There are linear and jagged defects on the inner surface, and the reason for its formation is the same as that of the No. 2 defect. Obvious folding can also be observed in the cross-sectional photograph in Figure 2(g). The maximum echo amplitude of the ultrasonic signal at defect No. 7 is 118.10% of the full screen height, and the maximum depth is 175.7μm.
Preventive measures
In order to obtain high-quality steam generator heat transfer tubes, attention should be paid to the quality control of each production link.
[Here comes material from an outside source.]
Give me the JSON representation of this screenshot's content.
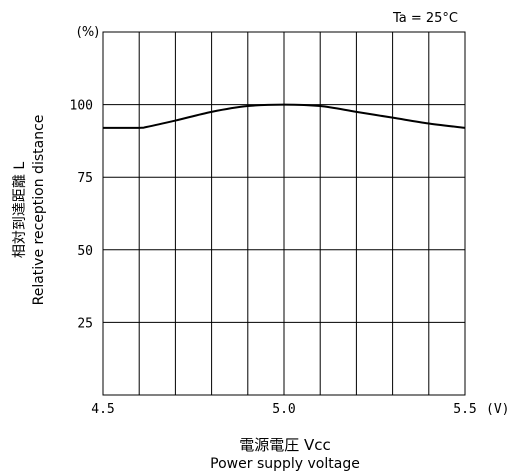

In the subsequent production process, prevention and improvement can be made from the following aspects:
1
Strengthen the quality control of the rolled tube, and the surface of the incoming tube is not allowed to have defects such as peeling, scratches, abrasions, and foreign objects.
2
Strengthen the roughness control of the surface of the roller table, rolling tools and dies, straightening rolls, transmission devices, etc., and update the worn tools and dies in time.
3
Control the rolling process to prevent foreign matter from being pressed into the rolling process.
Concluding remarks
(1)
In the actual production process of steam generator heat transfer tubes, most of the defects are longitudinal defects, and transverse defects are extremely rare, and most of them are external surface defects.
(2)
Ultrasonic testing can effectively identify all defects in the longitudinal and transverse full volume of the steam generator heat transfer tube.
(3)
The relationship between the depth of the defect and the maximum ultrasonic amplitude at the defect is not that the higher the ultrasonic amplitude, the greater the depth of the defect.
(4)
Typical defects are scratches, folds, pits and bumps, which are mainly produced during rolling and transportation.